Alcoholics have been robbed of their coping mechanisms. Credit: Artur Widak/NurPhoto via Getty Images


May 18, 2020   4 mins

Alcoholism is a strange condition: a kind of obsessive self-mutilation with thoughts. The drinking itself is almost incidental: medicine to treat the thoughts until you learn, if you are lucky, that it doesn’t work and never will.

Alcohol is not available to me — I am sober almost 20 years — but there are other things to mutilate with. One of them is fear. I should be used to it by now, but I still wake each morning surprised by it. I fall to fear, like a cartoon woman, and I cry in my study.

I see alcoholism as a parasite — people used to think that alcoholics were possessed by demons — and although this idea absolves me of everything I have done, and is romantic, I believe it. I have to, or I couldn’t go on. If alcoholism thrives on fear, it also thrives on isolation. It courts it: if you have ever wondered why alcoholics behave so badly it is because we want, on an unconscious level, to be alone.

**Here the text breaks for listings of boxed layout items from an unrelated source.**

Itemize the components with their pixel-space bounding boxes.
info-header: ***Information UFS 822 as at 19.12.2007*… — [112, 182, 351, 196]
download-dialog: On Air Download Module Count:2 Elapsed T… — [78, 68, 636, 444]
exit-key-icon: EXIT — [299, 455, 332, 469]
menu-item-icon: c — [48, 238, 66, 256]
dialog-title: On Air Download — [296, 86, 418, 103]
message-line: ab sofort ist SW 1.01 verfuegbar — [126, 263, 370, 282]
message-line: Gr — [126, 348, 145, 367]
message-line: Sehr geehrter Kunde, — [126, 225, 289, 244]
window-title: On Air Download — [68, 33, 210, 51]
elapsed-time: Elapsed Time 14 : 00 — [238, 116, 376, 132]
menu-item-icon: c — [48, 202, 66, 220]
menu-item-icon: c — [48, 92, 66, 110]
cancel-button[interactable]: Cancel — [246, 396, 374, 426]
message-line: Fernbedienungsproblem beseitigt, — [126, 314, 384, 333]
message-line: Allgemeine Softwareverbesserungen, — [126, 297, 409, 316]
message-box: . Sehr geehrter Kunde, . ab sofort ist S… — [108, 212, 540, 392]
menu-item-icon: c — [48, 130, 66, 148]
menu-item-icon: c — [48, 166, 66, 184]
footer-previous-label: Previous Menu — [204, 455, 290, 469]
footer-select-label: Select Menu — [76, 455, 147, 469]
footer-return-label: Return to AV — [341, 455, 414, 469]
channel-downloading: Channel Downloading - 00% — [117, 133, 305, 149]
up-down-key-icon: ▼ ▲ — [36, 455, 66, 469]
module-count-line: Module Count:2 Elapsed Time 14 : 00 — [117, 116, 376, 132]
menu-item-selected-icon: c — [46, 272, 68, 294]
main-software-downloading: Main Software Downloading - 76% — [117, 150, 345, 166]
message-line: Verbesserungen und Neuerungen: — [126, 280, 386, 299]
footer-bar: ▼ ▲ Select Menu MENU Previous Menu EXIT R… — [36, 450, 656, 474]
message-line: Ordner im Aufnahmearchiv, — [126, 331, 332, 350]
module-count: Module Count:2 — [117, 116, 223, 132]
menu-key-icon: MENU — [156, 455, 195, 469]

The alcoholic can build misery in happy times, and usually does because it feels safe with the familiar. What would it do with pandemic? I always thought that, as someone anxious in ordinary times, I would be calm and useful in extraordinary times. The curse would be reversed. It wasn’t like that; or at least, it hasn’t been so far.

I was crushed by Covid-19, and I didn’t even have it. I imagined everyone I love unable to breathe. Then I imagined myself unable to breathe. I imagined the global economy crashing. Then I imagined all the hundreds of millions of pieces of individual despair that would follow from the crashing of the economy. I read about the poverty, the callousness, the untaught children and the domestic murders. I read the foolishness. I read the lies: what equaliser? I imagined our world falling into an abyss from which it would not return, because this is only the first act of our ending. And on, and on.

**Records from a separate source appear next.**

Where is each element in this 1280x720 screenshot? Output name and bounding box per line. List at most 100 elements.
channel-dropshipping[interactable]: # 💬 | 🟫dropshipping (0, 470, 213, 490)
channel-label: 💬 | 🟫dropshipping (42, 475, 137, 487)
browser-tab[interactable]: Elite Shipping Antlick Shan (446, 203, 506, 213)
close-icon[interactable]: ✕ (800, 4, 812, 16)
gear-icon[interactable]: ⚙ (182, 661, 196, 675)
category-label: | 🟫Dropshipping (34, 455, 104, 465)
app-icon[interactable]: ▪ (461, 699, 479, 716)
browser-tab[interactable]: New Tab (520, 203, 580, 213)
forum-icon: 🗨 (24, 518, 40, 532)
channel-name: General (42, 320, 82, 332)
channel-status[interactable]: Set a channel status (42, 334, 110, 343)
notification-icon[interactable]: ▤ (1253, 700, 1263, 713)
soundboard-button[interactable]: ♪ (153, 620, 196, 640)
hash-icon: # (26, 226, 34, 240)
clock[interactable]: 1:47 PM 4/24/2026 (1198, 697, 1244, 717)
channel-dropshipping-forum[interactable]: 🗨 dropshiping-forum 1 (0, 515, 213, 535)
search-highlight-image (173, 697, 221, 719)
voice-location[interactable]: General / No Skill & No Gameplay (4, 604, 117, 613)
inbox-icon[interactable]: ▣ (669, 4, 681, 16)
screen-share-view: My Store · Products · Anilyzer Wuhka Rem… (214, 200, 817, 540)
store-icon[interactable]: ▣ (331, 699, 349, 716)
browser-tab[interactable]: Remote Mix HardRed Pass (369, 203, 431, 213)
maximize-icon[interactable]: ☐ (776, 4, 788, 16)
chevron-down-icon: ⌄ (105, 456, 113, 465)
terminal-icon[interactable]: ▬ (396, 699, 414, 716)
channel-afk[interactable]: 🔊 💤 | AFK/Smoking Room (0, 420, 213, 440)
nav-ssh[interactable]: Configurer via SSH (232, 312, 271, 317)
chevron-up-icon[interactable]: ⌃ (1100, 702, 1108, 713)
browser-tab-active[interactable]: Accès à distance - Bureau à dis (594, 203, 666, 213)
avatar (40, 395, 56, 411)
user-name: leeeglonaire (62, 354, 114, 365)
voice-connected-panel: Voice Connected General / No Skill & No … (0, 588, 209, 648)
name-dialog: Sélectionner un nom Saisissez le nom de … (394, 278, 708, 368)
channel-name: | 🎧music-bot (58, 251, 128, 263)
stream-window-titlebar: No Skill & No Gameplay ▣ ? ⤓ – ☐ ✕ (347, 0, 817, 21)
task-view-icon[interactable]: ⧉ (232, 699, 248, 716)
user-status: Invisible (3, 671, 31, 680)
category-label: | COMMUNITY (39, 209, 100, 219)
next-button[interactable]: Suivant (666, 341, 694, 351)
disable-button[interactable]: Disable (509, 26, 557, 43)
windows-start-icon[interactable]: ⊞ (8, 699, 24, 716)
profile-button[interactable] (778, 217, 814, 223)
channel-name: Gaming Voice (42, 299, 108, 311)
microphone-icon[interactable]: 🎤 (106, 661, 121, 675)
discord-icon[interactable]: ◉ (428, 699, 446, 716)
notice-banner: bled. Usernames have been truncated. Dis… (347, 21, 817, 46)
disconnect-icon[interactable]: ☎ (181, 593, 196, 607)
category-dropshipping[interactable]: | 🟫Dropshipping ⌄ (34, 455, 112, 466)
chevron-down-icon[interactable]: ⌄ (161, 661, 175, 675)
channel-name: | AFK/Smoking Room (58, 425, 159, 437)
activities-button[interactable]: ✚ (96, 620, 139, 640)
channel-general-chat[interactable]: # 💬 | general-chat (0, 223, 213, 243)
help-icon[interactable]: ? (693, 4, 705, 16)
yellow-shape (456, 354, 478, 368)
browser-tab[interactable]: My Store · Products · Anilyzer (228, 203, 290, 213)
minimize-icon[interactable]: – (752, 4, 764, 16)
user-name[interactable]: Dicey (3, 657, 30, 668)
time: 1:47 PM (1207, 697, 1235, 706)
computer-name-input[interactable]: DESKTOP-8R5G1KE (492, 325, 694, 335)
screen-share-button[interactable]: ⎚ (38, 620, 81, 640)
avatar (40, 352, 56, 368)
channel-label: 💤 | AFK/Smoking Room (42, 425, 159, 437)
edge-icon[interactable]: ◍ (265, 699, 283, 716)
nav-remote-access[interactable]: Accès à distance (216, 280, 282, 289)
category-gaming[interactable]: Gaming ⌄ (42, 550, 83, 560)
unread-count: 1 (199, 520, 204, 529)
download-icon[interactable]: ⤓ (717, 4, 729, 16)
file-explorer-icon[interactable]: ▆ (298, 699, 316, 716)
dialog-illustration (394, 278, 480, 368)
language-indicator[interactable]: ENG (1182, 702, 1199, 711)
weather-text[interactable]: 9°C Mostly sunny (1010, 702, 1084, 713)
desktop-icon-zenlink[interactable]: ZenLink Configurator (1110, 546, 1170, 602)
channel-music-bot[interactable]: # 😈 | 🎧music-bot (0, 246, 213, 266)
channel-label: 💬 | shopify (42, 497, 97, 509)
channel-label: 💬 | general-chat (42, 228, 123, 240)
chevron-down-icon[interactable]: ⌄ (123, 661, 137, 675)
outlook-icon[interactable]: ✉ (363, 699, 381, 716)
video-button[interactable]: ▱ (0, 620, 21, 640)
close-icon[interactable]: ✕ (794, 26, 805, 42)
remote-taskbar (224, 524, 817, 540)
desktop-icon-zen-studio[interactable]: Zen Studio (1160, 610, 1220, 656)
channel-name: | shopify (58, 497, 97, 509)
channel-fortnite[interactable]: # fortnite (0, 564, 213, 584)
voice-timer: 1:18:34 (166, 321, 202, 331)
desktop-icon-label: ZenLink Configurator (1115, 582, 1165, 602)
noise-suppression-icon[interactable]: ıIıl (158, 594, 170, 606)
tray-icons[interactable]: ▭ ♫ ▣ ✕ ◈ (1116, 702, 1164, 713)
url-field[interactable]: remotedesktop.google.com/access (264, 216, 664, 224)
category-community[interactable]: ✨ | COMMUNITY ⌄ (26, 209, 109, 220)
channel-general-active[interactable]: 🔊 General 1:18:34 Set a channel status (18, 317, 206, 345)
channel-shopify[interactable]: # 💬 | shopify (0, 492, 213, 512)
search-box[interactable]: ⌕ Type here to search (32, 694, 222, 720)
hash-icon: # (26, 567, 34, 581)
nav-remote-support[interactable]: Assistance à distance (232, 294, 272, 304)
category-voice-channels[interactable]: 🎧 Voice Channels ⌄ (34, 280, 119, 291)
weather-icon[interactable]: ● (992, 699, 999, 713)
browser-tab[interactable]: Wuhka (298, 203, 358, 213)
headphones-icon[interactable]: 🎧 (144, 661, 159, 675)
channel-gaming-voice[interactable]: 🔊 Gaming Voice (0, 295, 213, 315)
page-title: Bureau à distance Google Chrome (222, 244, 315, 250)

Two things reliably rescue me from these kinds of thoughts and both of them, with pandemic, are withdrawn. The first is writing and I find it difficult, at the moment, to write. I cannot write because I cannot think. There’s nothing to write about anyway, except the view from the window and I am not good at landscape.

I want to write about people and, just now, there aren’t any. What do I have to say about pandemic that a frightened child couldn’t say? My husband turned to me last week and said, with almost desperate joy, “it’s bin night”. “I’ll do the recycling bags,” I said. That was it. I can’t outwrite a parasite. Not this one, though I had some success with the other one. I like it neatly imprisoned in paragraphs from which it can’t escape. Prometheus on its small rock, chained with words. It makes me feel safe.

The second is Alcoholics Anonymous, where I have gone for 20 years to know I am not alone. I don’t go for the speech. I don’t understand the AA steps — what character defects and what God? I only tidally believe in a God of my understanding and, like a child, when I believe I really believe and when I don’t, I don’t. I don’t think alcoholics have more depressive emotions than non-alcoholics; we just have more emotions generally. We are like pianos with 12 octaves. We crash up and down: the most joyful, the most despairing, the most afraid.

I go for the animal warmth, to find other creatures like me. It’s not the worst mental illness by any means, alcoholism — it’s potentially arrestable — but most people consider it self-murder. They cannot understand it. It is anathema to the creed of mankind, which likes to act in its own interests; or thinks it does. That leaves the alcoholic with only another alcoholic for the comfort of being known. It’s wonderful and it works, when you can find it. The condition cannot be wished or thought away. It can only be diminished with love, often topped-up in church halls and municipal meeting rooms. It’s strange and prosaic, a metaphor for life.

But the AA meetings closed, with everything else, and I am alone with the monster and our long, repetitive conversations, which leave me prostrate, because the voice is so practised, and convincing, and it knows me so well. Then I recover to mania, which is the opposite of peace and, though easier for me — no one weeps in mania — is harder for those around me.

I know it’s a luxury nowadays, not having Covid-19, which compounds the guilt of just having alcoholism and a glut of isolation and fear, which magnifies the voice. I was told that I could log on to any meeting in the world. I could go to a meeting in Alaska, or New York City. But, at first, I didn’t. It took me many years to go to AA, and many more years to listen when I did, and I need the warmth. It’s possible to skulk on Zoom, but I prefer to skulk in person.

Eventually, last week, I went. I can’t write about AA but what is said is true. It’s not the same in lockdown — more accurately lock-in — as it is not the same for the non-alcoholic seeking love. I do not know when they will return. I know what drinking alcoholics are facing now, and I am fearful for them, but, without AA, I cannot reach them. I can only imagine them. My sponsor says that to survive alcoholism you have to learn to live in the day, like a spaniel. I have never really managed this; perhaps pandemic will teach it to me.


Tanya Gold is a freelance journalist.